Es klingt unglaublich: Weil eine Maschine in einer Druckerei nicht funktionierte, wurden Hunderte oder vielleicht Tausende fehlerhafte Wahl-Unterlagen verschickt. Würden diese zur Wahl benutzt, müssten sie beim Auszählen aussortiert werden.

Damit aber würde das Grundrecht unterlaufen, dass jede abgegebene Stimme auch zählt: ein neuer Anfechtungsgrund. Wer jetzt noch lachen kann, amüsiert sich über Uhu-Gate oder über Kommentare im Netz: "Ins Weltall fliegen - kein Problem. Wahlkarten drucken - unmöglich." Aber zum Lachen ist das nicht.

Entsetzlich, peinlich, traumatisch, Wahnsinn, es gibt kaum eine Negativ-Vokabel, die in Wien nicht hundertfach zu hören wäre dieser Tage, denn das Desaster will kein Ende nehmen. Schon die Anfechtung und Aufhebung der ersten Stichwahl hatten im In- und Ausland viel Kritik provoziert: Österreich sei eine Bananenrepublik, weil beim Auszählen geschlampt wurde.

Die FPÖ habe die Demokratie beschädigt, weil sie ihre knappe Niederlage nicht ertragen mochte und deshalb eine gültige Wahl in Zweifel zog. Das Verfassungsgericht sei übers Ziel hinausgeschossen und habe eine Wahl aufgehoben, wofür es laut Gesetz eigentlich nicht reicht, dass Manipulationen möglich waren. Sie müssen auch nachweisbar sein. Und: Die Richter seien Opfer der allgemeinen Stimmung im Land geworden.

Und jetzt das. Anstatt umgehend eine umfassende, praktikable Reform des Briefwahlrechts wie der Wahlvorschriften anzugehen, hat das Innenministerium nur eine lange Liste neuer Regeln vorgelegt, die teils widersinnig, teils unklar, teils unrealistisch sind. Der Bundeswahlleiter hat sich angesichts des Wahlkarten-Chaos schulterzuckend auf die Position zurückgezogen, man könne die Stichwahl eh nicht verschieben.

Neue Liste von Regeln, die widersinnig, unklar und unrealistisch sind

Wie die Frage der defekten Wahlkarten zu heilen sei - dafür sei er nicht zuständig. Und der Innenminister, der sich so gern als scharfer Hund geriert, wenn es gegen Flüchtlinge geht?
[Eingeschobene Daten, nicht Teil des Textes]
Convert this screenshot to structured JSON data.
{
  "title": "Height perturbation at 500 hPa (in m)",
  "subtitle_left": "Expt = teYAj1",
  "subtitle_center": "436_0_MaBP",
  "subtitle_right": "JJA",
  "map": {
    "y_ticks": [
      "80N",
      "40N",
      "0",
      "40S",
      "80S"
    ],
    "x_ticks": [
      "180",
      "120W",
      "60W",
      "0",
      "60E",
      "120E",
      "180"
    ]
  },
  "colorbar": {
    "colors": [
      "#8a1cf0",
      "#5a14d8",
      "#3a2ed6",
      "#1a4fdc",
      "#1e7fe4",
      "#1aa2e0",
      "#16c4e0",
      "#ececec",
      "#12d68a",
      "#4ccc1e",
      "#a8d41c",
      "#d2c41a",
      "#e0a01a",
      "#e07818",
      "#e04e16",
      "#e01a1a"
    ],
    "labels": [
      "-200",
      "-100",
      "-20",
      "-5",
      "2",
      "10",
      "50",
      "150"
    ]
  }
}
In den vergangenen Tagen, als immer mehr Wahlunterlagen auftauchten, die nicht benutzbar waren, hörte man aus dem Ministerium vor allem: Wir prüfen das. Danach war Schweigen.

Der eigentlich siegreiche Verlierer des Verfahrens, Alexander Van der Bellen, machte lange gute Miene zum bösen Spiel; der eigentlich unterlegene Sieger, Norbert Hofer, gab sich zum Wahlkampfauftakt demütig. Jetzt wird gewartet. Alles von vorn?

Den Parteien geht das Geld für immer neue Wahlkämpfe aus, das Image eines Österreichs, das erst einmal wählen lernen muss, verfestigt sich in der Welt, die Österreicher wenden sich kopfschüttelnd und angeekelt ab von einer politischen Elite, die nicht einmal in der Lage ist, eine kleine Direktwahl in einem kleinen Land für einen politisch wenig bedeutsamen Posten zu stemmen. Derweil lebt das Land ohne Präsidenten auch ganz gut.

Eines aber darf jetzt nicht geschehen: dass die FPÖ sich mit ihrem nächsten Projekt durchsetzt - der kompletten Abschaffung der Briefwahl. Das wäre vor allem im Interesse der Partei, die bei den Briefwählern regelmäßig hinten liegt: der FPÖ.